When Andrew Robinson’s teenage daughter asked for a particular brand of make up for her birthday, he decided against buying online and chose instead to visit a department store where he could get expert advice from a well made up beauty consultant about exactly what to buy.
Personal service at the point of purchase is one of the reasons Mr Robinson, a commercial property specialist, believes the high street has a future.
“Retailers selling high value products, such as top end jewellers, can afford to spend face to face time with customers,” says Mr Robinson, a partner at East Midlands commercial property agent Andrew Granger & Co. “Buying something where you have the undivided attention of another person is clearly different to buying online.”
He believes retailers aiming to compete with the web should look to create a “coffee culture” where customers feel at home and looked after. “It’s the difference between just getting what you’re paying for and that little bit extra,” he says.
“Quality time with your customers, perhaps literally by having a cup of coffee with them, enhances the shopping experience.”

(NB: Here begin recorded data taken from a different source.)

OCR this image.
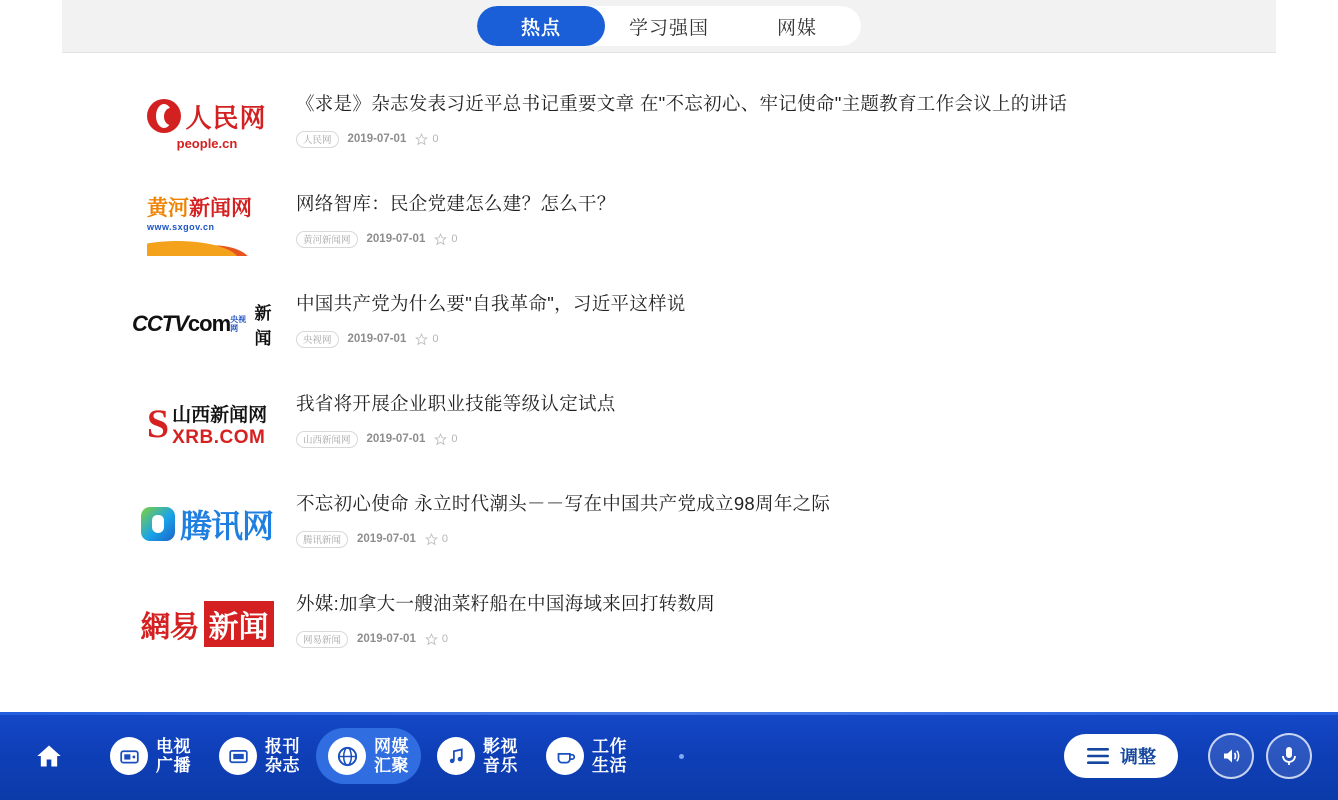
热点	学习强国	网媒
人民网
people.cn
《求是》杂志发表习近平总书记重要文章 在"不忘初心、牢记使命"主题教育工作会议上的讲话
人民网	2019-07-01 0
黄河 新闻网
www.sxgov.cn
网络智库：民企党建怎么建？怎么干？
黄河新闻网	2019-07-01 0
CCTV com 央视网
新闻
中国共产党为什么要"自我革命"，习近平这样说
央视网	2019-07-01 0
S 山西新闻网
XRB.COM
我省将开展企业职业技能等级认定试点
山西新闻网	2019-07-01 0
腾讯网
不忘初心使命 永立时代潮头－－写在中国共产党成立98周年之际
腾讯新闻	2019-07-01 0
網易 新闻
外媒:加拿大一艘油菜籽船在中国海域来回打转数周
网易新闻	2019-07-01 0
电视
广播
报刊
杂志
网媒
汇聚
影视
音乐
工作
生活	调整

The high street still has a tactile advantage over the Internet, he points out: “Shoppers like to feel products, try them out and see the quality in person. It’s not about convenience because the Internet generally wins that fight. It means adapting to offer something more than just the product.”
Natural winners in the new era of the high street are retailers that sell what you can’t buy on the Internet – nail salons, hairdressers, restaurants and the like. Also doing well are the bargain basement stores and charity shops with the latter scaling up their operations and joining the market for bigger retail units. The losers are the squeezed middle that are neither providing an upmarket service nor competing with the Internet on price.
Success in retail is still hugely dependent on location but it is not impossible for the strong-minded to succeed where the footfall isn’t already there.
“To drag shoppers away from the retail centre of a town or city, you have to be something different in order to be a destination,” explains Mr Robinson. “They may be unglamorous businesses, such as carpet stores or builders yards but they are places that people have fine tuned into their minds as where to go to get what they need.”
Closer to the retail core, destination outlets can benefit their neighbours as well as themselves. “People might be drawn to a café with a special atmosphere and end up shopping in stores in the vicinity that they would not have visited otherwise,” says Mr Robinson.
While there is hope for the high street, it will be a struggle for some town centres to recover from the decline.
“You can see spectacular contrasts between the fortunes of towns within the same county with success breeding success in one location and what looks like an irreversible death spiral in another,” he points out.
Mr Robinson and his colleagues provide professional advice to landlords and tenants on retail and other commercial properties, and he urges anyone thinking of setting up shop to consult an expert. “Agents with good local knowledge and strong business connections can point you in the right direction,” he says.
A huge challenge facing start up and expanding retailers is getting bank finance. Ironic then that one class of business reinstating its presence on the high street with gleaming shop windows and eager customer advisers is retail banking.